4.4. Met betrekking tot de toepassing van artikel 7 van de Verordening, die ook voor toepassing van de RVBI van belang was, werd in de paragraaf 119 van de Leidraad RVBI (tekst tot 1 juni 1996) opgemerkt:

1. De goederen mogen gedurende twaalf maanden niet worden uitgeleend, verpand, verhuurd noch onder bezwarende titel of om niet worden overgedragen (artikel 7, eerste lid, verordening 918/83). Dit betekent dat de goederen gedurende die tijd bij belanghebbende in het bezit dienen te blijven. Zie voor de inhoud van dit begrip § 114, eerste lid.

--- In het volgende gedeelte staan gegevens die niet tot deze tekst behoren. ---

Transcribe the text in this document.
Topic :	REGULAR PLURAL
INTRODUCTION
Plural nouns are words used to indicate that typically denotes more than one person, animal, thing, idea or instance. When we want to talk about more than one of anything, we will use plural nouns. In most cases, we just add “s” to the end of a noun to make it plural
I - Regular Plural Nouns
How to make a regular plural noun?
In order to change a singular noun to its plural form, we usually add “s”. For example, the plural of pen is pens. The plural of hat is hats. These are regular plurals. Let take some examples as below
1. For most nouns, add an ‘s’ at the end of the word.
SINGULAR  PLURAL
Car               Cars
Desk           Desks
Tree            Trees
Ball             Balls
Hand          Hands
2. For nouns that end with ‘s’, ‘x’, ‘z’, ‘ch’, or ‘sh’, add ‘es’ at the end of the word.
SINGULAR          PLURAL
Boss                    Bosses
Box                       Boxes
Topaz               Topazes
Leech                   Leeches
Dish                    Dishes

Eigendomsoverdracht op zich behoeft derhalve niet met zich mee te brengen dat in strijd met de hiervoor genoemde voorwaarde wordt gehandeld.

(....)

4.5. Paragraaf 114 van de Leidraad RVBI (tekst tot 1 juni 1996), waarnaar verwezen wordt in paragraaf 119 van de Leidraad RVBI, vermeldde:

1. Voor het verlenen van de vrijstelling is onder meer als voorwaarde gesteld dat de persoonlijke goederen tenminste gedurende zes maanden voordat belanghebbende zijn normale verblijfplaats in het derde land van herkomst heeft opgegeven bij hem aldaar in bezit en in gebruik waren en dat de goederen ook in Nederland voor hetzelfde doel gebruikt zullen worden (artikel 3, verordening 918/83).

Het begrip bezit houdt in dat belanghebbende de feitelijke beschikkingsmacht over het goed moet hebben gehad. De voorwaarde betekent derhalve niet dat het goed ook bij belanghebbende in eigendom moet zijn geweest. (...)

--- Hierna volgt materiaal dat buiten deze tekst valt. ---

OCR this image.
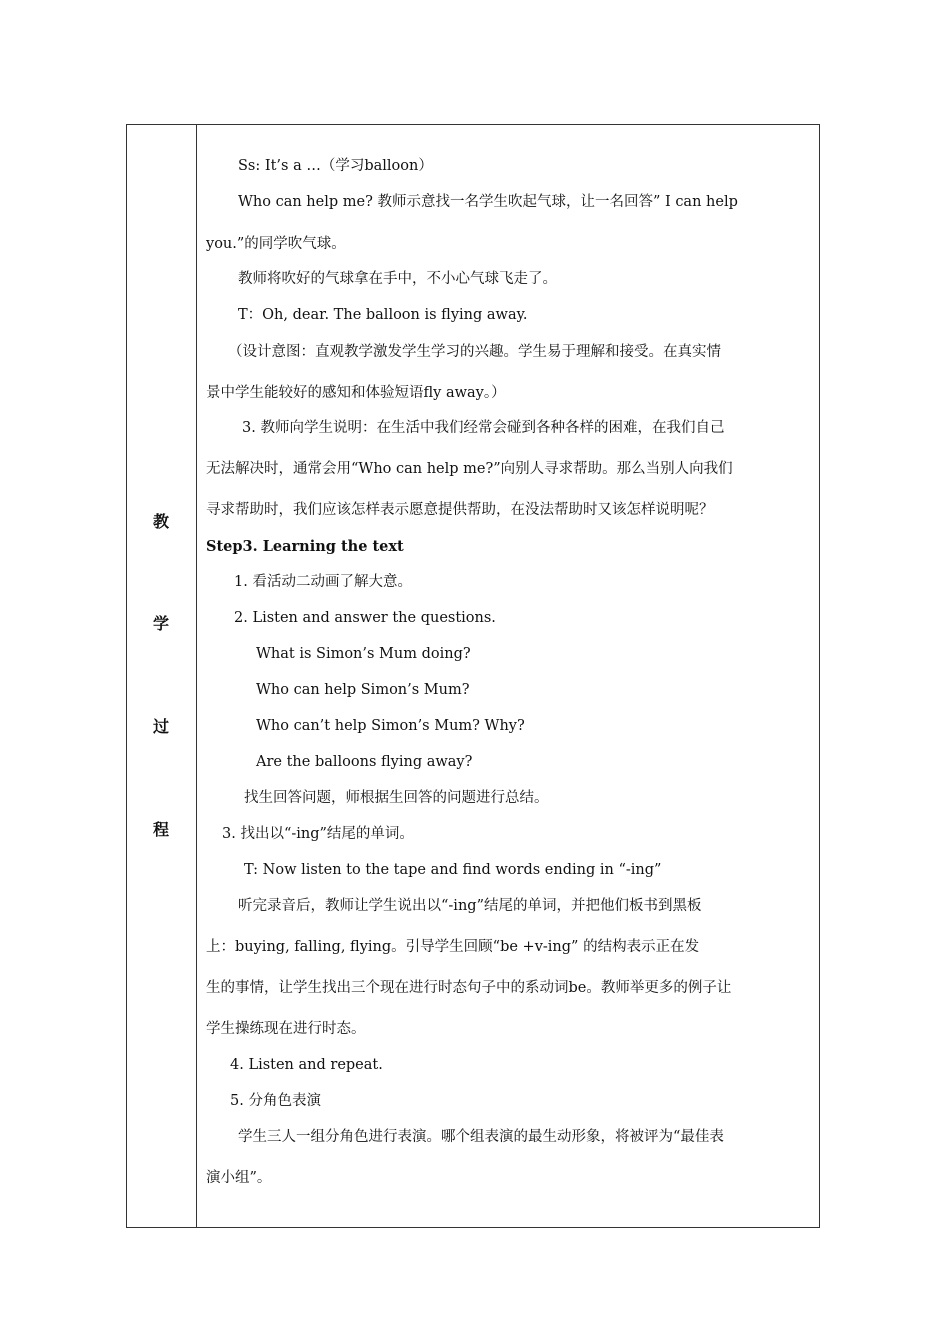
教
学
过
程
Ss: It’s a …（学习balloon）
Who can help me? 教师示意找一名学生吹起气球，让一名回答” I can help
you.”的同学吹气球。
教师将吹好的气球拿在手中，不小心气球飞走了。
T：Oh, dear. The balloon is flying away.
（设计意图：直观教学激发学生学习的兴趣。学生易于理解和接受。在真实情
景中学生能较好的感知和体验短语fly away。）
3. 教师向学生说明：在生活中我们经常会碰到各种各样的困难，在我们自己
无法解决时，通常会用“Who can help me?”向别人寻求帮助。那么当别人向我们
寻求帮助时，我们应该怎样表示愿意提供帮助，在没法帮助时又该怎样说明呢？
Step3. Learning the text
1. 看活动二动画了解大意。
2. Listen and answer the questions.
What is Simon’s Mum doing?
Who can help Simon’s Mum?
Who can’t help Simon’s Mum? Why?
Are the balloons flying away?
找生回答问题，师根据生回答的问题进行总结。
3. 找出以“-ing”结尾的单词。
T: Now listen to the tape and find words ending in “-ing”
听完录音后，教师让学生说出以“-ing”结尾的单词，并把他们板书到黑板
上：buying, falling, flying。引导学生回顾“be +v-ing” 的结构表示正在发
生的事情，让学生找出三个现在进行时态句子中的系动词be。教师举更多的例子让
学生操练现在进行时态。
4. Listen and repeat.
5. 分角色表演
学生三人一组分角色进行表演。哪个组表演的最生动形象，将被评为“最佳表
演小组”。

4.6. Over de verhuisboedelvrijstelling van artikel 4 van het UB BPM wordt in paragraaf 9.7.1 Leidraad BPM (tekst vanaf 1 oktober 1995, Stcrt. 1995, 197) opgemerkt:

(...) Het Communautair douanewetboek (CDW), artikel 137, voorziet in een regeling tijdelijke invoer met vrijstelling. Deze regeling is nader uitgewerkt in de Toepassingsverordening CDW (TCDW), artikel 717 e.v. (....)Voorwaarden voor de vrijstelling bij tijdelijke invoer zijn in het algemeen dat:

- de personenauto's worden ingevoerd door een buiten het douanegebied van de Gemeenschap gevestigde persoon;

- de personenauto's niet worden uitgeleend, verhuurd, verpand of overgedragen aan of ter beschikking gesteld van een in het douanegebied van de Gemeenschap gevestigde persoon.

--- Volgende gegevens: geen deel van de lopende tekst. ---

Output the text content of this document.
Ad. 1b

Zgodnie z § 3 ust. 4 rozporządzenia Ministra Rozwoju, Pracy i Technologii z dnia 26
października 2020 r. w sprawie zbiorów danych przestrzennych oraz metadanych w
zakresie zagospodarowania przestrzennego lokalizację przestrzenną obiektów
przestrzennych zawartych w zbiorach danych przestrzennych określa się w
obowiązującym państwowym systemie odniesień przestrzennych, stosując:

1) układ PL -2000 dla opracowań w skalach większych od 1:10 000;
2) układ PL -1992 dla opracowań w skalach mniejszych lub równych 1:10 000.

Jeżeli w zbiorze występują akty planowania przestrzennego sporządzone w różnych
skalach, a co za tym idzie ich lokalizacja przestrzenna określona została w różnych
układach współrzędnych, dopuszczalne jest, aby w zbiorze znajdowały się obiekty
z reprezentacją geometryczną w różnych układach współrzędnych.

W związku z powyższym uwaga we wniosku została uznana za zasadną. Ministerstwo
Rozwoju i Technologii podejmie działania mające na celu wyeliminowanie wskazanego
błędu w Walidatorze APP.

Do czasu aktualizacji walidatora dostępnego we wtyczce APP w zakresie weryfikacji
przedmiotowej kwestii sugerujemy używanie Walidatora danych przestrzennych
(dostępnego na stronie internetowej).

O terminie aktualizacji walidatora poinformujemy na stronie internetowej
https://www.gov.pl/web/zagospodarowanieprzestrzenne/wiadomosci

In dit verband dient onder het 'douanegebied van de Gemeenschap' te worden gelezen 'Nederland'.

Uitzonderingen op bovenstaande voorwaarden zijn mogelijk. (...)

Particulier gebruik

1. Voorwaarden voor de vrijstelling (artikel 719, lid 3, TCDW) zijn:

- ingevoerd door een persoon gevestigd buiten het douanegebied van de Gemeen-schap;

- door die persoon voor particuliere doeleinden gebruikt;

- buiten het douanegebied van de Gemeenschap geregistreerd.

De voertuigen mogen niet worden overgedragen, tenzij zie hierna punt 2.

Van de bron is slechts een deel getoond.